How would one go about factoring such a quintic and solve for n? I know that the factored form is $(n-1)(n-2)(n-3)(n-4)(n-6)$, but I am unaware of a good process of factoring it to get the solution. Thanks in advance.
On
Method 1 In general factoring quintics can be time-intensive, but it's always easy to check for rational roots of a polynomial with integer coefficients: In the special case that a polynomial $p$ is monic (i.e., its leading coefficient is $1$) the Rational Root Theorem says that if $r$ is a root of $p$, then $r$ is a factor of the constant coefficient $a_0$.
Since the signs of $p(n)$ alternate, we know that all real roots of $p$ are positive, leaving $15$ possibilities $(1, 2, \ldots, 72, 144)$. Optionally, a bound of Lagrange then implies that all roots are $\leq 32$, leaving just $11$ possibilities. Trying the first possibility gives that $p(1)$ (the sum of the coefficients) is already $0$, so $(n - 1) \mid p(n)$, and polynomial long division gives $$p(n) = (n - 1) (n^4 - 15 n^3 + 80 n^2 - 180 n + 144) .$$ As Oscar Lanzi pointed out in a comment, the quartic factor has the special form $$n^4 + b n^3 + c n^2 + d n + \left(\frac{d}{b}\right)^2 ,$$ so we can look for factorizations of the form $$n^4 + b n^3 + c n^2 + d n + \left(\frac{d}{b}\right)^2 = \left(n^2 + \alpha n + \frac{d}{b}\right) \left(n^2 + (b - \alpha) n + \frac{d}{b}\right).$$ Expanding the factorization gives that $\alpha$ need only satisfy $c = \frac{2 d}{b} + \alpha b - \alpha^2$, and substituting our values of $b, c, d$ gives the solutions $\alpha = -7, -8$. So, our quartic factors as $$(n^2 - 7 n + 12)(n^2 - 8 n + 12) = (n - 3) (n - 4) (n - 2) (n - 6),$$ hence fully factoring the quintic into linear factors.

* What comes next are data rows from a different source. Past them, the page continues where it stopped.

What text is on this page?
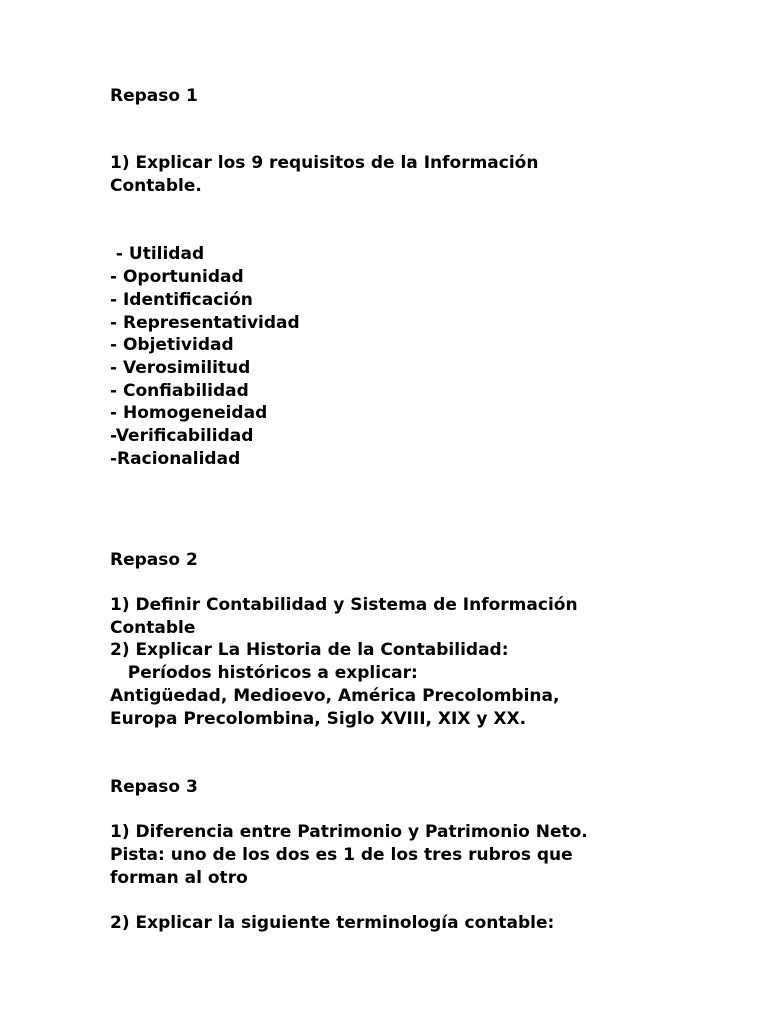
Repaso 1
1) Explicar los 9 requisitos de la Información
Contable.
- Utilidad
- Oportunidad
- Identificación
- Representatividad
- Objetividad
- Verosimilitud
- Confiabilidad
- Homogeneidad
-Verificabilidad
-Racionalidad
Repaso 2
1) Definir Contabilidad y Sistema de Información
Contable
2) Explicar La Historia de la Contabilidad:
Períodos históricos a explicar:
Antigüedad, Medioevo, América Precolombina,
Europa Precolombina, Siglo XVIII, XIX y XX.
Repaso 3
1) Diferencia entre Patrimonio y Patrimonio Neto.
Pista: uno de los dos es 1 de los tres rubros que
forman al otro
2) Explicar la siguiente terminología contable:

Method 2 Rewrite the polynomial in terms of a new variable, $m = n - a$ for which the coefficients are more manageable. Taking $a = 3$ gives a relatively tractable polynomial: \begin{align*} m^5 - m^4 - 7 m^3 + m^2 + 6 m &= m (m^4 - m^3 - 7 m^2 + m + 6) \\ &= m [(m^4 - m^2) - (m^3 - m) - (6 m^2 - 6)] \\ &= m [m^2 (m^2 - 1) - m (m^2 - 1) - 6 (m^2 - 1)] \\ &= m (m^2 - m - 6) (m^2 - 1) \\ &= m (m - 3) (m + 2) (m + 1) (m - 2) . \end{align*} In terms of $n = m + 3$ the factorization is (after rearranging) $$(n - 1) (n - 2) (n - 3) (n - 4) (n - 6).$$
In such cases I usually divide the constant term by the leading coefficient in this case we have -144/1 which is -144 and then proceed to find p(a) where a is any factor of -144. By trial and error we find p(1) is 0 and p(2) is also 0 and p(3) is also 0 (we get lucky in this case because they're all small numbers) then you can divide the original quintic equation by (x-1)(x-2)(x-3) and get a quadratic which is going to give you the rest of the factors. Hope this helps.